CID-10 vs CID-11: o que muda para o médico no Brasil

A CID-11 já existe e está em vigor pela OMS desde janeiro de 2022, mas no Brasil a CID-10 continua sendo a classificação oficial do dia a dia. Na prática: você segue codificando atestado, laudo e faturamento em CID-10 hoje, e a CID-11 entra de forma gradual nos próximos anos. Abaixo, o que muda de fato e o que isso exige de você.

O que é cada uma

A CID (Classificação Internacional de Doenças) é o padrão da OMS para codificar diagnósticos e causas de adoecimento e morte. A CID-10 está em uso desde os anos 1990 e foi revisada ao longo do tempo. A CID-11 é a 11ª revisão, pensada para ambiente digital, com mais detalhe clínico e atualização contínua.

O que muda na prática

Aspecto CID-10 CID-11
Formato do código Letra + dígitos (ex.: E11) Alfanumérico, começa com dígito (ex.: 5A11)
Combinação de informações Limitada Códigos-raiz + códigos de extensão ("cluster")
Atualização Revisões pontuais Manutenção contínua online
Acesso Tabelas e sistemas locais Plataforma digital com API
Cobertura Estrutura mais enxuta Mais entidades, novos capítulos

A mudança conceitual maior é a pós-coordenação: na CID-11 você pode combinar um código principal com códigos de extensão (lateralidade, gravidade, agente etiológico) para descrever melhor o caso, em vez de procurar um código único que já contenha tudo. Há também capítulos e tópicos novos, como medicina tradicional e condições relacionadas à saúde sexual.

O cronograma no Brasil

  • A OMS adotou a CID-11 com entrada em vigor a partir de janeiro de 2022.
  • O Ministério da Saúde e a OPAS concluíram a tradução para o português em 2024.
  • A previsão oficial é de implantação nos sistemas brasileiros a partir de 2027, com transição gradual para preservar as séries históricas de dados.
  • Até lá, a CID-10 segue valendo para atestado, laudo, perícia e faturamento.

Para as datas e o cronograma oficiais, acompanhe o Ministério da Saúde e o portal do CFM.

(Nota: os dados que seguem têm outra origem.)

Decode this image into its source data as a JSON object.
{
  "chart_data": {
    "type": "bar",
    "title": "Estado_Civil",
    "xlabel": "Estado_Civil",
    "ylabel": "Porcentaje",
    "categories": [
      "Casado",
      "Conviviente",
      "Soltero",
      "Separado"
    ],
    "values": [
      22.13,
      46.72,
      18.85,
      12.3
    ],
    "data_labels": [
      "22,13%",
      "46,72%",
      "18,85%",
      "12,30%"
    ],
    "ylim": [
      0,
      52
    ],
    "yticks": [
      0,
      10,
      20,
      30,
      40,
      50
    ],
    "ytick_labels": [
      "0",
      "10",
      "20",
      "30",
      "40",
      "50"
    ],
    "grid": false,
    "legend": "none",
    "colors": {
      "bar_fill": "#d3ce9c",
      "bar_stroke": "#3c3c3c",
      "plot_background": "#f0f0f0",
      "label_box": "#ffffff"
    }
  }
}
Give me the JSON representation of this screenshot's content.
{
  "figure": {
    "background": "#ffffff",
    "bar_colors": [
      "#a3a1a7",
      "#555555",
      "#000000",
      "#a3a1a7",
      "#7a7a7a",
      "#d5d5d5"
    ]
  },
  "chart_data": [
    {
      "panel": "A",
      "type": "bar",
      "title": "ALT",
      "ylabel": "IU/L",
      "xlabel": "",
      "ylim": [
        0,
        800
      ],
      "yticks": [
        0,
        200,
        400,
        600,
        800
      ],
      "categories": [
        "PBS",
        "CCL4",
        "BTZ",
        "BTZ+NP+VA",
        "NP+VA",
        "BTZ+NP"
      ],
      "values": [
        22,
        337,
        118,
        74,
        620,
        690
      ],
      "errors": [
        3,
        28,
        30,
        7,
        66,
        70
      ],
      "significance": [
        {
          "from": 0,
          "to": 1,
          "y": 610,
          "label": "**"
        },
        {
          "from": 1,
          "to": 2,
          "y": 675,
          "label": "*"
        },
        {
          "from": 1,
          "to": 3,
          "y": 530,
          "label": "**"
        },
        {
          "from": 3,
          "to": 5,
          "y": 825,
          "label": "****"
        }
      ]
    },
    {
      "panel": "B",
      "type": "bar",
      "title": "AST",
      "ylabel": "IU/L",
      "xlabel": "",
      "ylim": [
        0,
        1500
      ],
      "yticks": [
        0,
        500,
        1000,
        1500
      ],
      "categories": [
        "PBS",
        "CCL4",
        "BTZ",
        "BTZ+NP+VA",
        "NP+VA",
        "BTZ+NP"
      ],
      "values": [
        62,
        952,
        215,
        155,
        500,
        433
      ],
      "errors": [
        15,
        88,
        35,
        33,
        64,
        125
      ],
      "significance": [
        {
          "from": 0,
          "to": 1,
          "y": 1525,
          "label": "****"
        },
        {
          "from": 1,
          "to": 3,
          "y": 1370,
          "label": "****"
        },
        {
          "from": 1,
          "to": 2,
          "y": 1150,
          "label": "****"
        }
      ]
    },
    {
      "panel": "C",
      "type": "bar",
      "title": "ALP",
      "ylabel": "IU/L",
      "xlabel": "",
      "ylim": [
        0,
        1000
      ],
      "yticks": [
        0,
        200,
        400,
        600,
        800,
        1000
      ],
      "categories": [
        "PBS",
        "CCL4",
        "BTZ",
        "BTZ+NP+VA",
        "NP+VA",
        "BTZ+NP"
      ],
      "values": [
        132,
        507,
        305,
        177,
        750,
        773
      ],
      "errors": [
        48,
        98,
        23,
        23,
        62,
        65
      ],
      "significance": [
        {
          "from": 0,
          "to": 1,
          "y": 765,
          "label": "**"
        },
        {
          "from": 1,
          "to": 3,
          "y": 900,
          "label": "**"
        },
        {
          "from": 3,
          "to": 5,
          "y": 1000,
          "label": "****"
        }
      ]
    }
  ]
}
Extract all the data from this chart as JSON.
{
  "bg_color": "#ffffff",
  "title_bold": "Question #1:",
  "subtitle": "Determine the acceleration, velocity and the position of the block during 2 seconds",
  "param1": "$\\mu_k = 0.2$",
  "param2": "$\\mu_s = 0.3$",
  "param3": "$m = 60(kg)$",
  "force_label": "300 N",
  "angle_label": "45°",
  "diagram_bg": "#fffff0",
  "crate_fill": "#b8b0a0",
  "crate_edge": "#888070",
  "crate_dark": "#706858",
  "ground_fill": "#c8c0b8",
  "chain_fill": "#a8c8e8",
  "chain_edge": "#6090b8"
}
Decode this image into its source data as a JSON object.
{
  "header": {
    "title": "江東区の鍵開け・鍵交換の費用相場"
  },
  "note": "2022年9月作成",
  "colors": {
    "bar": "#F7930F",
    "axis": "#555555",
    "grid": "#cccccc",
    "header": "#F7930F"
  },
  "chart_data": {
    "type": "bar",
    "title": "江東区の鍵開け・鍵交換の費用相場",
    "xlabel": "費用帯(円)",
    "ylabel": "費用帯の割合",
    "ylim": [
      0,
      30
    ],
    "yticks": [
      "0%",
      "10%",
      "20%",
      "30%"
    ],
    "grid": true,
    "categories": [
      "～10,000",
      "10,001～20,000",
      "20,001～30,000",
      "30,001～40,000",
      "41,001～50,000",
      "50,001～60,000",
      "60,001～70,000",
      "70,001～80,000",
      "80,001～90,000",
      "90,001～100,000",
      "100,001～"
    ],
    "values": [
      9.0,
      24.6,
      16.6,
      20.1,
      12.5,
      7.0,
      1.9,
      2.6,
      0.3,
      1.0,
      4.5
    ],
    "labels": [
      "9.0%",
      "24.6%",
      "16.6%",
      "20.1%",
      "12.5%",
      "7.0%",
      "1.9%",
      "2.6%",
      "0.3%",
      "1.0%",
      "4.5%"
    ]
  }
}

O que o médico deve fazer agora

CHECKLIST DE TRANSIÇÃO CID-10 → CID-11

[ ] Continuar usando CID-10 em todos os documentos oficiais hoje
[ ] Conferir se o prontuário/sistema de faturamento informou plano de migração
[ ] Não recodificar documentos antigos: o que foi emitido em CID-10 permanece válido
[ ] Ao informar um código em atestado, lembrar que ele depende de
    autorização do paciente (sigilo)
[ ] Acompanhar comunicados oficiais (Ministério da Saúde / CFM / sua
    operadora) sobre a data efetiva de adoção
[ ] Na dúvida sobre um código, conferir na fonte — não memorizar de cabeça

Não há ação urgente: o ponto é não ser pego de surpresa quando os sistemas exigirem o novo formato. Quando a documentação clínica está bem estruturada — sintomas, hipótese e diagnóstico claros —, atualizar o código é uma etapa simples. Um escriba clínico por IA como a Solara ajuda a manter essa estrutura consistente, deixando a codificação a cargo do médico.

Perguntas frequentes

Já posso usar CID-11 no atestado e no faturamento?

Não como padrão oficial no Brasil. Enquanto os sistemas nacionais e as operadoras trabalharem em CID-10, é ela que deve constar nos documentos. Usar CID-11 por conta própria pode gerar recusa ou divergência no processamento.

A CID-11 vai me obrigar a reaprender todos os códigos?

Não de uma vez. Os diagnósticos são os mesmos; muda a forma de codificar. A consulta passa a ser por uma ferramenta de busca digital, e a lógica de combinar código principal com extensões reduz a necessidade de decorar.

Documentos antigos em CID-10 perdem validade?

Não. O que foi emitido segue válido na classificação vigente à época. A transição é para frente, não retroativa.